Friday, October 31, 2014

Donating cash to charities is for fools


$4.4 trillion that could have gone to charity

For individuals, cash is a scarce commodity. I have to earn it by working, and only get to keep what is left over after taxes are taken out from the federal government, state government, and local government. For central banks, cash is an infinite resource that can be created and distributed at the will of a small group of people. The Federal Reserve balance currently stands at well over 4 trillion dollars. Four trillion that was created without work, by simply deciding to create it and spend it on various assets. Theoretically, there are laws that specify where that created money can be spent, but those laws have been bent and broken since 2008 to support failed hedge funds, failed insurance companies, failed banks, failed brokerages, failed mortgages, and more. Really, there are no apparent limits.
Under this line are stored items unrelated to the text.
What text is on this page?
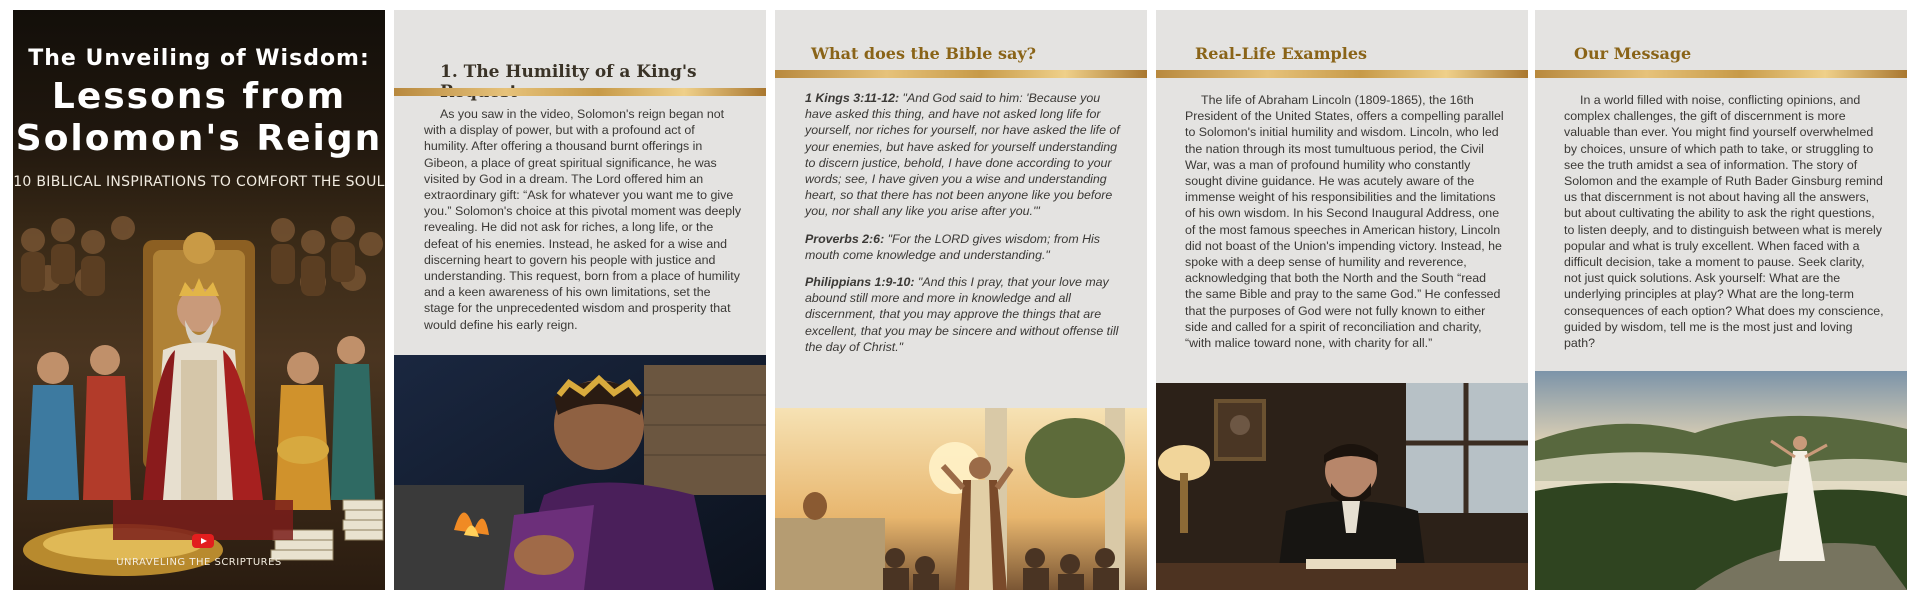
The Unveiling of Wisdom:
Lessons from
Solomon's Reign
10 BIBLICAL INSPIRATIONS TO COMFORT THE SOUL
UNRAVELING THE SCRIPTURES
1. The Humility of a King's

As you saw in the video, Solomon's reign began not with a display of power, but with a profound act of humility. After offering a thousand burnt offerings in Gibeon, a place of great spiritual significance, he was visited by God in a dream. The Lord offered him an extraordinary gift: “Ask for whatever you want me to give you.” Solomon's choice at this pivotal moment was deeply revealing. He did not ask for riches, a long life, or the defeat of his enemies. Instead, he asked for a wise and discerning heart to govern his people with justice and understanding. This request, born from a place of humility and a keen awareness of his own limitations, set the stage for the unprecedented wisdom and prosperity that would define his early reign.

What does the Bible say?
1 Kings 3:11-12: "And God said to him: 'Because you have asked this thing, and have not asked long life for yourself, nor riches for yourself, nor have asked the life of your enemies, but have asked for yourself understanding to discern justice, behold, I have done according to your words; see, I have given you a wise and understanding heart, so that there has not been anyone like you before you, nor shall any like you arise after you.'"
Proverbs 2:6: "For the LORD gives wisdom; from His mouth come knowledge and understanding."
Philippians 1:9-10: "And this I pray, that your love may abound still more and more in knowledge and all discernment, that you may approve the things that are excellent, that you may be sincere and without offense till the day of Christ."
Real-Life Examples

The life of Abraham Lincoln (1809-1865), the 16th President of the United States, offers a compelling parallel to Solomon's initial humility and wisdom. Lincoln, who led the nation through its most tumultuous period, the Civil War, was a man of profound humility who constantly sought divine guidance. He was acutely aware of the immense weight of his responsibilities and the limitations of his own wisdom. In his Second Inaugural Address, one of the most famous speeches in American history, Lincoln did not boast of the Union's impending victory. Instead, he spoke with a deep sense of humility and reverence, acknowledging that both the North and the South “read the same Bible and pray to the same God.” He confessed that the purposes of God were not fully known to either side and called for a spirit of reconciliation and charity, “with malice toward none, with charity for all.”

Our Message

In a world filled with noise, conflicting opinions, and complex challenges, the gift of discernment is more valuable than ever. You might find yourself overwhelmed by choices, unsure of which path to take, or struggling to see the truth amidst a sea of information. The story of Solomon and the example of Ruth Bader Ginsburg remind us that discernment is not about having all the answers, but about cultivating the ability to ask the right questions, to listen deeply, and to distinguish between what is merely popular and what is truly excellent. When faced with a difficult decision, take a moment to pause. Seek clarity, not just quick solutions. Ask yourself: What are the underlying principles at play? What are the long-term consequences of each option? What does my conscience, guided by wisdom, tell me is the most just and loving path?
I am all for charities, and I am willing to donate material goods and time to certain causes, but it makes no sense to donate something that is infinite, but made artificially scarce for me. Looking at the balance sheets of central banks around the world, you get a sense of what is important. For the Bank of Israel, it's Apple stock. For the Bank of Japan, it's Japanese treasury bonds and stock ETFs. For the Bank of England, it's corporate bonds, and for the Federal Reserve, it's mortgages and treasury bonds. They could just as easily have credited the bank accounts of charities.

Future solicitations I get for cash donations from a charity I will refer to the Federal Reserve for a portion of their divine trillions of cash from the void.